Entrer dans une boutique de sport à dix heures dix

Il est dix heures dix. J’entre dans la boutique de sport. Je souhaite y acheter une bicyclette, un engin de bonne qualité. Ils ont une cinquantaine de modèles, de tailles, de formes et de couleurs différentes. Comment choisir? Les prix varient beaucoup. J’ai un budget fixe, et mes besoins sont modestes. J’utiliserai la bicyclette pour me rendre au travail. Elle ne doit pas me coûter trop cher, au cas où on me la volerait. Il y a beaucoup de vols au centre-ville.

Il est dix heures dix. J’entre dans la boutique de sport. Dès que la porte s’est refermée derrière moi, un vendeur s’approche. Il est jeune, athlétique, souriant. J’aurais préféré qu’il me laisse errer parmi les bicyclettes pendant quelques minutes avant de m’aborder. Je veux voir à quoi ressemble leur marchandise, je ne veux pas me sentir pressé d’acheter. Ça ne m’a jamais réussi, quand un vendeur me pousse, je ne parviens plus à réfléchir. Alors soit je sors, et je ne reviens jamais, soit j’achète rapidement, et je suis déçu dès que je reviens sur terre.

Il est dix heures dix. J’entre dans la boutique de sport. Une clochette signale mon entrée. Je reconnais tout de suite la musique qui joue à la radio. Mais est-ce vraiment une radio? Peut-être une liste de pièces qu’ils ont choisies. Ce qui joue, c’est un morceau de Métallica. Je m’étonne d’entendre ça ici. En général, les boutiques, même de sport, ne jouent pas Métallica. Il y a encore beaucoup de gens qui ne supportent pas, même si c’est vieux comme trois lunes. Je ne peux pas dire que j’adore, mais je connais. Ça jouait beaucoup quand j’étais plus jeune, chez les copains, dans les partys.

Il est dix heures dix. J’entre dans la boutique de sport. J’ai sept cents dollars dans les poches, et je suis bien déterminé à m’acheter une bicyclette aujourd’hui. J’économise depuis deux mois. Enfin, je pourrai pédaler pour me rendre au boulot, je n’aurai plus à marcher. Cinq kilomètres aller, idem au retour. Je pourrai visiter la ville, et même en sortir, à l’occasion. Je ne sais pas si j’achèterai dans cette boutique-là. C’est la première que je visite. Elle a bonne réputation, on m’a dit que leur service après-vente était un des meilleurs en ville. C’est important pour moi, parce qu’en mécanique de bicyclette, je n’y connais rien. Et ça ne m’intéresse pas.

Il est dix heures dix. J’entre dans la boutique de sport. Une femme, la cinquantaine, s’apprête à sortir. Elle tient sous le bras deux pneus de bicyclette. J’ai tout juste le temps de jeter un coup d’œil sur l’étiquette. Cent cinq dollars. Ça me refroidit. Si on paie cent cinq dollars pour un seul pneu de bicyclette dans cette  boutique, comment me vendront-ils la bicyclette au complet? Je n’ai peut-être pas les moyens d’acheter ici. J’aurais peut-être dû me renseigner en ligne avant de débarquer, j’aurais su à quoi m’attendre.

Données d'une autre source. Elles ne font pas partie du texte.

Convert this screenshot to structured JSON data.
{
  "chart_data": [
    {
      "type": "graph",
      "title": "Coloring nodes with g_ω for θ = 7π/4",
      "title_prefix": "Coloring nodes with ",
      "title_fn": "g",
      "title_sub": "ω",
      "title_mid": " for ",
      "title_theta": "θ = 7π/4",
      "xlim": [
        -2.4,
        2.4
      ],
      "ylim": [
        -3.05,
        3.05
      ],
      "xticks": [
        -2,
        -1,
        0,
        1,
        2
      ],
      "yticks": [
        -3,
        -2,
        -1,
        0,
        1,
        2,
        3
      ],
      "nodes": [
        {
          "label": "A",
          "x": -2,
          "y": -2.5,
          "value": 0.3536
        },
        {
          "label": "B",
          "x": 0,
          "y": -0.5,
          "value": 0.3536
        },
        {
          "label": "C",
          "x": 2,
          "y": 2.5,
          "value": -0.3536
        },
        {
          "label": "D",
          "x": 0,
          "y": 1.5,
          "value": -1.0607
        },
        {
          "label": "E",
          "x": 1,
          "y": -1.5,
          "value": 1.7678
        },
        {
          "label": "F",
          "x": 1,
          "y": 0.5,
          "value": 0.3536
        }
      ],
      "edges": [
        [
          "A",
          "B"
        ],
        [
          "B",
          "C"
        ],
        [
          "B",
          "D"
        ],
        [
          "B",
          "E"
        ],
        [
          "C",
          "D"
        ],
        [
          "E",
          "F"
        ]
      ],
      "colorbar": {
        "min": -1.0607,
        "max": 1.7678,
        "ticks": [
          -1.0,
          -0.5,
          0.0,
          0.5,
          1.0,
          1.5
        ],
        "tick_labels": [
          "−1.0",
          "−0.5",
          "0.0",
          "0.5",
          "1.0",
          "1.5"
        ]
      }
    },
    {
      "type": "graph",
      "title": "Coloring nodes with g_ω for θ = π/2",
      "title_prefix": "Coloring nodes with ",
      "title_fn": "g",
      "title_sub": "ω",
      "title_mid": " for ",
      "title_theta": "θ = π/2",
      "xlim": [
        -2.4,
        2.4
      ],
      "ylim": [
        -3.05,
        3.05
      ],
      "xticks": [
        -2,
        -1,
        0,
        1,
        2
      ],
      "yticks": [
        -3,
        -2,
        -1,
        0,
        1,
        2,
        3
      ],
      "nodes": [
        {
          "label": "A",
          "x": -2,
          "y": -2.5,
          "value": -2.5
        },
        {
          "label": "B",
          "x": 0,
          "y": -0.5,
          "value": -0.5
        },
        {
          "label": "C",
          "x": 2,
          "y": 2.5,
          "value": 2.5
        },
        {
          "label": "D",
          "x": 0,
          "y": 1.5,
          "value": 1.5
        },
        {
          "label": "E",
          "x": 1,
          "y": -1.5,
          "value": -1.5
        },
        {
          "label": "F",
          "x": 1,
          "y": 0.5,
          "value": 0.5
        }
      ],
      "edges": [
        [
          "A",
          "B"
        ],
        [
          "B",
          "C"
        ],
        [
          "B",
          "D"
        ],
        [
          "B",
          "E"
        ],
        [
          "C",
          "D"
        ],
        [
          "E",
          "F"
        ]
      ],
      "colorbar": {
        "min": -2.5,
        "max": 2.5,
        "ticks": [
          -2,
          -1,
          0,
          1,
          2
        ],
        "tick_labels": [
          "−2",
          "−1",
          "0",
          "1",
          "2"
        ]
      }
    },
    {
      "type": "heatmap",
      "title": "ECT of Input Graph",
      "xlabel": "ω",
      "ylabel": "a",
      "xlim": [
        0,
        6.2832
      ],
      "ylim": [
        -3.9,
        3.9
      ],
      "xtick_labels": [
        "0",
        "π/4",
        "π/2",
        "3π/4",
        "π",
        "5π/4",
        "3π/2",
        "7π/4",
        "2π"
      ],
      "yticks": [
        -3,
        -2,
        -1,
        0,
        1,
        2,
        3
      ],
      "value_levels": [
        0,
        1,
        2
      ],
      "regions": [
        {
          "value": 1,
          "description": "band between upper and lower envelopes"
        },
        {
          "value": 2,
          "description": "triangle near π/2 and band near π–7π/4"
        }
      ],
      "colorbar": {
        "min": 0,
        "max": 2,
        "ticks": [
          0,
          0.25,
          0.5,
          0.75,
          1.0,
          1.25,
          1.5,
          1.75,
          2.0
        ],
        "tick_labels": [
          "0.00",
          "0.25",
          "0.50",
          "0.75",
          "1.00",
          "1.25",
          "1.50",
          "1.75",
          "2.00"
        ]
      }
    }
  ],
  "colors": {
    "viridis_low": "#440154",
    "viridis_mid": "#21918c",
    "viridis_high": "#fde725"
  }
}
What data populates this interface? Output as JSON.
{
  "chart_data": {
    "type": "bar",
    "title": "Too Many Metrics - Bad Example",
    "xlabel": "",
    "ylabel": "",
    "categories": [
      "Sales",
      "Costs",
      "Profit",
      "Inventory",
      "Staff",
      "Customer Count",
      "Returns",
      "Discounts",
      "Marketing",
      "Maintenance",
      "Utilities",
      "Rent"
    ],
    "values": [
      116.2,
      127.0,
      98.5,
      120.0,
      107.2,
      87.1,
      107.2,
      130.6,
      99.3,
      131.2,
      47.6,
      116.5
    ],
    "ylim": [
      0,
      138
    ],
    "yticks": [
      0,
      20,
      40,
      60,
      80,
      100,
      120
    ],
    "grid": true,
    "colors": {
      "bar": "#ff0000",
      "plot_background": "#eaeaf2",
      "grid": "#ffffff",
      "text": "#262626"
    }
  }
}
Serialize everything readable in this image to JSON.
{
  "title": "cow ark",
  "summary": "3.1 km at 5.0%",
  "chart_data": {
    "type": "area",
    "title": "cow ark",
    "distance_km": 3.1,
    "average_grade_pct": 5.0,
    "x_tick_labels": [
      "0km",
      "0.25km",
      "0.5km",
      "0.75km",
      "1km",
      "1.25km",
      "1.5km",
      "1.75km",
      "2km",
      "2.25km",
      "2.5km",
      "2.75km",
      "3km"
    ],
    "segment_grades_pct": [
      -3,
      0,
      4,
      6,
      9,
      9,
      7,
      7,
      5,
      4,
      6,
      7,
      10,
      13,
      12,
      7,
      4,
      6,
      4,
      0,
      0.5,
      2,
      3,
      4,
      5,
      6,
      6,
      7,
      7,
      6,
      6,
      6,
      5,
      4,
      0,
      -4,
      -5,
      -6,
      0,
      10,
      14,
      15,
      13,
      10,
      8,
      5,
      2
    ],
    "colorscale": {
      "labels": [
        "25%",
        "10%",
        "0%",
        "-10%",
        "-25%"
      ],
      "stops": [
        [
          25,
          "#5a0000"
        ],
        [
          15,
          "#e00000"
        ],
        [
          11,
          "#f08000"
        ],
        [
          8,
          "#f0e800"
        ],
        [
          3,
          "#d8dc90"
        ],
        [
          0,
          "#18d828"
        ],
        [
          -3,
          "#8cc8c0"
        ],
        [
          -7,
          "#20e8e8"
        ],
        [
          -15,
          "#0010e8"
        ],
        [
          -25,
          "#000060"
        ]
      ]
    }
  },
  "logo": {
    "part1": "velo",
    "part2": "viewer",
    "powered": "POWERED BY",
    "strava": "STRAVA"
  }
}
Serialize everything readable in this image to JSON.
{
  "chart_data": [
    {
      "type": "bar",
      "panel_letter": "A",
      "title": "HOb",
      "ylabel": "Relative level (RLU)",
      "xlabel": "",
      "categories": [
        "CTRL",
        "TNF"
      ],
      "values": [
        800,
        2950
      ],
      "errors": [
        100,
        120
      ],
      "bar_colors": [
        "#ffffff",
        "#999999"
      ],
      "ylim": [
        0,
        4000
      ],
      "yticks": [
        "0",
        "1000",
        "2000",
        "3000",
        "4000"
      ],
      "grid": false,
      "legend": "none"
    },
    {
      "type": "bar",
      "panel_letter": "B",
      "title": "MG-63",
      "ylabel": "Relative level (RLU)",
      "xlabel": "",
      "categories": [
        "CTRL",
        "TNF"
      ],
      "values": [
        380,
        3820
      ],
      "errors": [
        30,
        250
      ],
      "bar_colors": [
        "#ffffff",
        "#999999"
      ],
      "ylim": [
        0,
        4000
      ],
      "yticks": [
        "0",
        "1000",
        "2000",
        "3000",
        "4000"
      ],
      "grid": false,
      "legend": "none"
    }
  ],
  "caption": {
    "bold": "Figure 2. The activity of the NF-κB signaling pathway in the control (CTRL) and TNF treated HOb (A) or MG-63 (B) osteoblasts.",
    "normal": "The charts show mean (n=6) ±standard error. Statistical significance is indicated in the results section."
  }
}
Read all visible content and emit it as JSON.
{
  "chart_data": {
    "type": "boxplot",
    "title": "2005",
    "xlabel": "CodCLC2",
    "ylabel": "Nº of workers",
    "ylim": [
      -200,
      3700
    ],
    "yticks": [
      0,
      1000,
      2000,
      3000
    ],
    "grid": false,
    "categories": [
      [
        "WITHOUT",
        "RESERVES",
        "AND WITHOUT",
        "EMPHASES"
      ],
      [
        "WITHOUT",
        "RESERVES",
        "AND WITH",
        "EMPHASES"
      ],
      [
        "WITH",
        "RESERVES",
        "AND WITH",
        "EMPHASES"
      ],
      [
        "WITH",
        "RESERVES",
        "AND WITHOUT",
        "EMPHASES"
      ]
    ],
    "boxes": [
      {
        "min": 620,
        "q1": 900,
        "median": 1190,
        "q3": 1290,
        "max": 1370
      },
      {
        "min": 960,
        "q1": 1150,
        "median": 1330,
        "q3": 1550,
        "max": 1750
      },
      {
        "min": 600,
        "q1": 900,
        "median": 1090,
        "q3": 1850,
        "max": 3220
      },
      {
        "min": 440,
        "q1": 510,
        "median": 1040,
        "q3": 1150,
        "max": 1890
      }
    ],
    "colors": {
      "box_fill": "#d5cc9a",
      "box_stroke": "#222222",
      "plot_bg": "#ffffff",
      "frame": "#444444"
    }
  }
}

Il est dix heures dix. J’entre dans la boutique de sport. À ma gauche, il y a un grand panneau publicitaire. Une magnifique photographie d’un paysage de montagnes. J’ignore où c’est, en tout cas, c’est pas ici. Peut-être en Patagonie. Il y a un cycliste, ce qu’ils appellent un vélo de montagne. Il descend dans un sentier étroit, très étroit, à environ cinquante degrés. C’est probablement une boutique spécialisée, pour montrer des images semblables. Sur le panneau, il y a la marque de la bicyclette, et un slogan, quelque chose en lien avec l’aventure. Je n’ai besoin que d’une bicyclette pour aller travailler.

Il est dix heures dix. J’entre dans la boutique de sport. Le vendeur m’a demandé quel type de bicyclette je cherchais. Comme je ne savais pas exactement, j’ai réfléchi. Avant que je n’aie eu le temps de répondre, un autre client est entré derrière moi, et le vendeur l’a reconnu tout de suite. Il l’a salué par son nom, et ils ont engagé une conversation qui portait, je crois, sur les courses de vélo à venir pour les prochaines semaines. Je ne voulais pas les écouter, mais ils parlaient fort, s’exclamaient. Plus ils parlaient moins je me sentais à ma place. J’ai failli tourner les talons, et m’éclipser en douce.

Il est dix heures dix. J’entre dans une boutique de sport. Ou pas.